Americas Cardroom ends Bad Beat Jackpot, makes way for larger promotion
29 Aug 2013
Moving forward, players will no longer be paying a fee into the Bad Beat Jackpot, however the 6-figure prize pool ($175,000+) remains for anyone to pop.
"We're responding to player feedback by delivering the type of experience diehard poker players want," stated Michael Harris, spokesperson for Americas Cardroom. "We've heard from our players and a lot of them are telling us that the Bad Beat Jackpot in its current form isn't something they find attractive. So we're changing the concept of how players get paid."

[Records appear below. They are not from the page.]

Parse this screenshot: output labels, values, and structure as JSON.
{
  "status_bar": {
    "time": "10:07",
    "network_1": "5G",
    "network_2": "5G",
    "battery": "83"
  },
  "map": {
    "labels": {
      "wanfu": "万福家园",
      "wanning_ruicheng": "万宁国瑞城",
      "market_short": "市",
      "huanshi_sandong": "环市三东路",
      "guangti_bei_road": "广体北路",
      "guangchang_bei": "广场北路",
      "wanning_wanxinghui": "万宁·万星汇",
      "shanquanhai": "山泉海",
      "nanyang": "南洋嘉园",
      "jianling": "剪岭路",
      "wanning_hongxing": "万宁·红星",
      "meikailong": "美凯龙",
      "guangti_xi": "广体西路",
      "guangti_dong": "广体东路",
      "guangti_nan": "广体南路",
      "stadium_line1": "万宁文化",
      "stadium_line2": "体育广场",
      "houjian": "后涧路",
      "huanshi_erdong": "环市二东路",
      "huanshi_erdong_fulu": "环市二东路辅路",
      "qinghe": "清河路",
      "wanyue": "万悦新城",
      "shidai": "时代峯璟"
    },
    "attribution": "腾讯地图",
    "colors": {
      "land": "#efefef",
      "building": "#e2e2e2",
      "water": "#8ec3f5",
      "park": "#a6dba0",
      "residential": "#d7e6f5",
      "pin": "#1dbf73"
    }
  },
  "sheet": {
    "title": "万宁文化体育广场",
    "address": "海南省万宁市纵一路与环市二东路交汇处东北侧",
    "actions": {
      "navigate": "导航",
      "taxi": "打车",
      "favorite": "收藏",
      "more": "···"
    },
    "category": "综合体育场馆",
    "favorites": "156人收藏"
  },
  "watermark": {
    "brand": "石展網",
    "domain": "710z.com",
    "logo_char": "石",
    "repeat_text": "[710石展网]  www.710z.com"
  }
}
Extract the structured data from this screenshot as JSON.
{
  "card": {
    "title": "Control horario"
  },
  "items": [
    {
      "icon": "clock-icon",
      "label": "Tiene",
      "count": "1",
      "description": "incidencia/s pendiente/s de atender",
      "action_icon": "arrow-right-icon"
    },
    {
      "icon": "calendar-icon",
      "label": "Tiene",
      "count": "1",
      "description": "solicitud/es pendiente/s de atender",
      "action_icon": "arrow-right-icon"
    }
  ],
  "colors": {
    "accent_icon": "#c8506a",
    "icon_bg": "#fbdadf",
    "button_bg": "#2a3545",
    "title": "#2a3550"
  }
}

On September 1st, the Bad Beat Jackpot will be frozen, but it won't disappear. Poker players are still eligible to pop the jackpot until the value is depleted. Poker players can sit down at Americas Cardroom's jackpot tables and play for a piece of the jackpot without having to contribute any fee.
Moving forward, the fee collected at Beast tables will go entirely toward feeding The Beast instead of being split between the Beast and the Bad Beat Jackpot.
Currently the Bad Beat Jackpot collects a $0.25 fee on stakes $1/$2 and lower feeding $0.08 to the Bad Beat Jackpot, $0.13 to The Beast Cash Race and $0.04 to The Beast Tournament Race. On stakes $2/$4 and higher a $0.50 fee is collected sending $0.33 to the Bad Beat Jackpot, $0.13 to feed The Beast Cash Race and $0.04 to The Beast Tournament Race.
Starting September 1st ALL stake levels will collect a $0.25 max fee at Beast tables, with $0.18 dedicated to The Beast Cash Race and $0.07 allocated to The Beast Tournament Race. Micro stakes tables $0.05/$0.10 will no longer charge a fee.
The Beast is Americas Cardroom's progressive points race that's funded entirely through the poker site's jackpot tables, using players' shared jackpot contribution money. At the end of each month, the prize pool in The Beast is distributed to players who rank on The Beast leaderboard.
Anyone who sits down at a cash table marked Jackpot automatically becomes part of The Beast competition by earning points through participation in a raked hand. While more points are earned at higher stake levels, everyone participating in the same raked hand earns the same number of points—regardless of how much rake they contributed to the pot.